Memories of Fishcamp

by Peter Twitchell

When times are good and when times are hard, fish camp is a wonderful place to spend time with the family. When fish camping, everyone is working together for a common cause; kids are fishing off their boat when its parked in the slough with parents supervising.

The whitefish, Dolly Varden, Rainbows, are plentiful and can be eaten and enjoyed by the whole family (fish and chips). While celebrating your catch you also feel good about helping feed your Elders.

Mom and dad and the older kids are cutting fish, soaking it in brine and hanging it to dry. Then you take the dried fish and put it in the smokehouse to cure, usually with alder or cottonwood.

Some of the trees have aspirin-like quality in their sap and beneficial, I believe, in the smoked fish.

When I was a kid at fish camp I liked to help cut smoke wood, tend to the smokehouse, and make sure the smudge didn’t lose its spark.

The longer you smoked the fish during the day, the quicker you got done with it, and begin storing it for the winter. Mom and dad stored their dried fish in wooden barrels.

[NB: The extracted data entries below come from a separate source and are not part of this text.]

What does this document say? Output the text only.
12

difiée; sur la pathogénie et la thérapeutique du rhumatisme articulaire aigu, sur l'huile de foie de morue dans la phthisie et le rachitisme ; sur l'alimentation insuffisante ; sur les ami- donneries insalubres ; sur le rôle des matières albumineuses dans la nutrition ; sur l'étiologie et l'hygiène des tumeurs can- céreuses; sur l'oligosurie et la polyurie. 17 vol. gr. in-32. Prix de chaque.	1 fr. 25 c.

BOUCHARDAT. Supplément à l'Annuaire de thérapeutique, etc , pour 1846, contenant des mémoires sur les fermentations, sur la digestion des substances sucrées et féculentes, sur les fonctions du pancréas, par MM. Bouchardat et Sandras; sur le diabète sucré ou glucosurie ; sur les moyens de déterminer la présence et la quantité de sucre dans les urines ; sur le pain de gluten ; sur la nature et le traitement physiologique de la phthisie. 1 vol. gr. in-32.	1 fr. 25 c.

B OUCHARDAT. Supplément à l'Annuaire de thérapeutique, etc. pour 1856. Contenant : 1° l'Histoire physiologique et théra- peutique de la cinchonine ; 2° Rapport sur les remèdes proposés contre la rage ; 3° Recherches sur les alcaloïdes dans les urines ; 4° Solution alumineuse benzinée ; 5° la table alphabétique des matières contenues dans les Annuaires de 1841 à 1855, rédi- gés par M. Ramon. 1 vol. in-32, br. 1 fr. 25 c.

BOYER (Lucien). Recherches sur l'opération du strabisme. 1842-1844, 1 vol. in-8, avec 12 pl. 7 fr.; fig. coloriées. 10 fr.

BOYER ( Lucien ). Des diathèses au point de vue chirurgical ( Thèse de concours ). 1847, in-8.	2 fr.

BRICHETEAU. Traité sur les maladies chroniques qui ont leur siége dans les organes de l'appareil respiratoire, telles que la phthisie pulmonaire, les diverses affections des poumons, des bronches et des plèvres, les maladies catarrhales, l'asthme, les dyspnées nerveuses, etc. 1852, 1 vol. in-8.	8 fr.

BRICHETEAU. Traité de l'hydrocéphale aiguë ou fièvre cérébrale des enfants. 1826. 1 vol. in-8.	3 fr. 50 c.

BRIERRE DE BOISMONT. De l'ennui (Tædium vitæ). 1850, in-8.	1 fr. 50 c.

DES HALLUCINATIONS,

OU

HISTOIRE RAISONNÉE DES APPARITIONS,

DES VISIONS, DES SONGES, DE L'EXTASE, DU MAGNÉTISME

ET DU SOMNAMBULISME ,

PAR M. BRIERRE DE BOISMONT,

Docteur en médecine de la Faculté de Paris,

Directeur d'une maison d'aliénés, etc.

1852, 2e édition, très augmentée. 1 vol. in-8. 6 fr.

Most fish campers are tending to and watching their dried fish like hawks, to keep it away from those who would come in after you’ve gone back home to Bethel, then help themselves to it. In modern times, people don’t have the same respect people did two hundred years ago until the latter part of the 1950s. People really lived, breathed and practiced respect for their neighbors.

Meal times at fishcamp was a meal worth waiting for, usually consisting of the catch of the day with fresh vegetables, homemade bread with real butter and homemade preserves from the summer before.

Hot tea was good with a little candy made from rich brown sugar with some molasses cooked and hardened together.

One of the staples at fishcamp used to be fresh dried smoked salmon right out of the smokehouse. After a hot or not so hot steam it was time for bed. Off in the distance I could hear a boatload of fish campers returning home, and we’d wake up to the sound of birds chirping in the morning.

I relived these moments as I ate strips, with homemade bread with sweet butter and preserves made a few months earlier, and I’d top that off with sweet salmon-black berry akutaq sometimes with raisins. Then I’d wash all that down with hot tea. All of this was made possible by our family unit working together with no complaints.